ISLAMABAD - Pakistan People’s Party chief Bilawal Bhutto Zardari said yesterday that Kashmir was a dangerous flashpoint in South Asia.

In a letter to the United Nations chief Ban Ki-moon, he said the UN was “not only the guarantor of fundamental human rights of peoples anywhere in the world, but also responsible for taking pro-active measures to ensure peace in regions prone to conflict such as the South Asian region.”

The violence in Kashmir is part of an ongoing conflict that dates back to 1947, when Pakistan and India gained independence from the British rule but failed to agree on which the country would get Kashmir. The two countries have fought two of their three wars over their claims to the mostly Muslim region, while each currently administers in parts.

Since the 1990s, more than 68,000 people have been killed in Kashmir’s uprising against the Indian rule and the subsequent Indian military crackdown.

Prime Minister Nawaz Sharif has announced to observe ‘black day’ on July 19 (today) against the atrocities in Kashmir. The foreign office and the political parties are also active to highlight the excesses by the occupant forces in the held territory.

In his letter, Bilawal said the PPP wanted to draw the attention of the UN chief towards the increasing tempo and scale of human rights violations in Kashmir, particularly since July 8 when the Indian security forces used disproportionate force to indiscriminately kill political activists.

During the past few days, he said, more than 50 people had been killed and thousands injured, “whose only fault has been to demand their right to self-determination guaranteed to them by the United Nations over six decades ago. The graphic media reports speak loudly of the atrocities in Kashmir at the hands of Indian security forces.”

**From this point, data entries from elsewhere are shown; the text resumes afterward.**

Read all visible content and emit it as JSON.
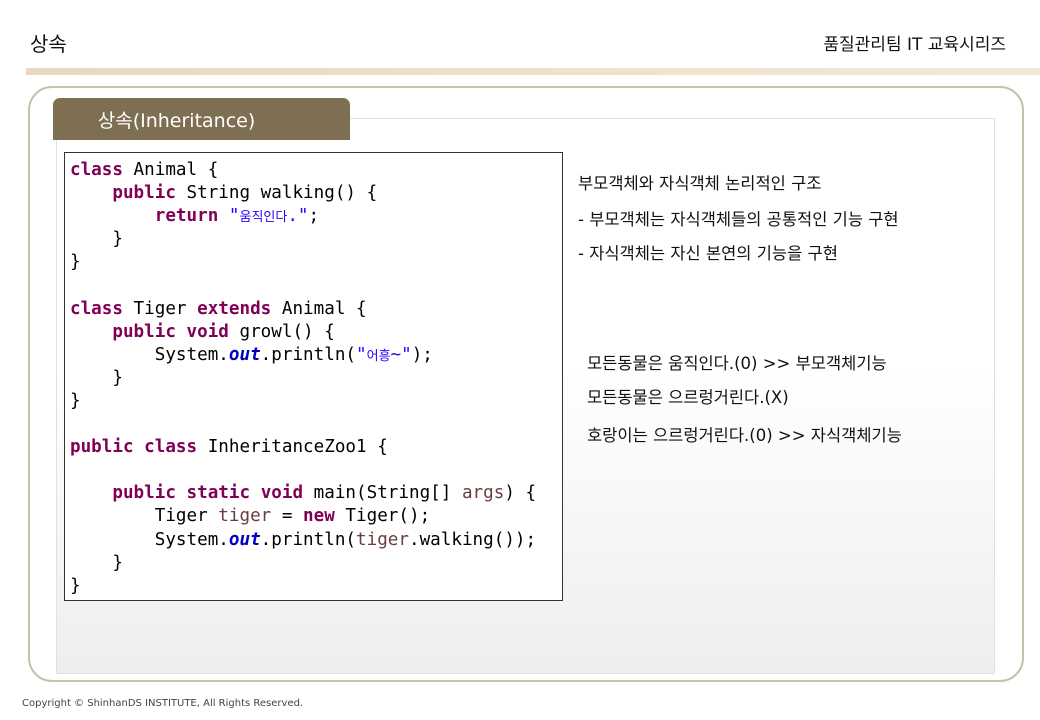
{
  "header": {
    "title": "상속",
    "series": "품질관리팀 IT 교육시리즈"
  },
  "tab": {
    "label": "상속(Inheritance)"
  },
  "code": {
    "lines": [
      [
        {
          "t": "class",
          "c": "kw"
        },
        {
          "t": " Animal {"
        }
      ],
      [
        {
          "t": "    "
        },
        {
          "t": "public",
          "c": "kw"
        },
        {
          "t": " String walking() {"
        }
      ],
      [
        {
          "t": "        "
        },
        {
          "t": "return",
          "c": "kw"
        },
        {
          "t": " "
        },
        {
          "t": "\"",
          "c": "str"
        },
        {
          "t": "움직인다",
          "c": "str-ko"
        },
        {
          "t": ".\"",
          "c": "str"
        },
        {
          "t": ";"
        }
      ],
      [
        {
          "t": "    }"
        }
      ],
      [
        {
          "t": "}"
        }
      ],
      [
        {
          "t": ""
        }
      ],
      [
        {
          "t": "class",
          "c": "kw"
        },
        {
          "t": " Tiger "
        },
        {
          "t": "extends",
          "c": "kw"
        },
        {
          "t": " Animal {"
        }
      ],
      [
        {
          "t": "    "
        },
        {
          "t": "public",
          "c": "kw"
        },
        {
          "t": " "
        },
        {
          "t": "void",
          "c": "kw"
        },
        {
          "t": " growl() {"
        }
      ],
      [
        {
          "t": "        System."
        },
        {
          "t": "out",
          "c": "fld"
        },
        {
          "t": ".println("
        },
        {
          "t": "\"",
          "c": "str"
        },
        {
          "t": "어흥",
          "c": "str-ko"
        },
        {
          "t": "~\"",
          "c": "str"
        },
        {
          "t": ");"
        }
      ],
      [
        {
          "t": "    }"
        }
      ],
      [
        {
          "t": "}"
        }
      ],
      [
        {
          "t": ""
        }
      ],
      [
        {
          "t": "public",
          "c": "kw"
        },
        {
          "t": " "
        },
        {
          "t": "class",
          "c": "kw"
        },
        {
          "t": " InheritanceZoo1 {"
        }
      ],
      [
        {
          "t": ""
        }
      ],
      [
        {
          "t": "    "
        },
        {
          "t": "public",
          "c": "kw"
        },
        {
          "t": " "
        },
        {
          "t": "static",
          "c": "kw"
        },
        {
          "t": " "
        },
        {
          "t": "void",
          "c": "kw"
        },
        {
          "t": " main(String[] "
        },
        {
          "t": "args",
          "c": "var"
        },
        {
          "t": ") {"
        }
      ],
      [
        {
          "t": "        Tiger "
        },
        {
          "t": "tiger",
          "c": "var"
        },
        {
          "t": " = "
        },
        {
          "t": "new",
          "c": "kw"
        },
        {
          "t": " Tiger();"
        }
      ],
      [
        {
          "t": "        System."
        },
        {
          "t": "out",
          "c": "fld"
        },
        {
          "t": ".println("
        },
        {
          "t": "tiger",
          "c": "var"
        },
        {
          "t": ".walking());"
        }
      ],
      [
        {
          "t": "    }"
        }
      ],
      [
        {
          "t": "}"
        }
      ]
    ]
  },
  "description": {
    "heading": "부모객체와 자식객체 논리적인 구조",
    "bullets": [
      "- 부모객체는 자식객체들의 공통적인 기능 구현",
      "- 자식객체는 자신 본연의 기능을 구현"
    ]
  },
  "examples": [
    "모든동물은 움직인다.(0)  >> 부모객체기능",
    "모든동물은 으르렁거린다.(X)",
    "호랑이는 으르렁거린다.(0) >> 자식객체기능"
  ],
  "footer": {
    "copyright": "Copyright © ShinhanDS INSTITUTE, All Rights Reserved."
  }
}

The PPP chief wrote: “I am sure you agree that Kashmir is a dangerous flashpoint in the South Asia region. Regardless of which government is in power the people of Pakistan are committed to provide moral, political and diplomatic support to the people of Kashmir in their just struggle for their inalienable right of self determination. The over seven hundred thousand Indian troops stationed in Kashmir for the past decades have not been able to suppress the yearning of the Kashmiri people to achieve what has long been promised to them by the international community, including through an important instrument of UN Resolution. Furthermore, I worry that any conflagration or ramping up of tension also runs the risk of threatening regional peace and stability.”

He said Pakistan had been in the forefront of seeking non-military solutions to this vexed conflict and sought the UN chief’s good offices in taking note of the egregious violations of the Kashmiri people’s right to self-determination.

He added: “I therefore, urge you to please take notice of the state-sponsored violence in Kashmir and prevail upon the Indian authorities to immediately cease all such actions that violate the human rights, dignities and fundamental entitlements of the Kashmiri people.”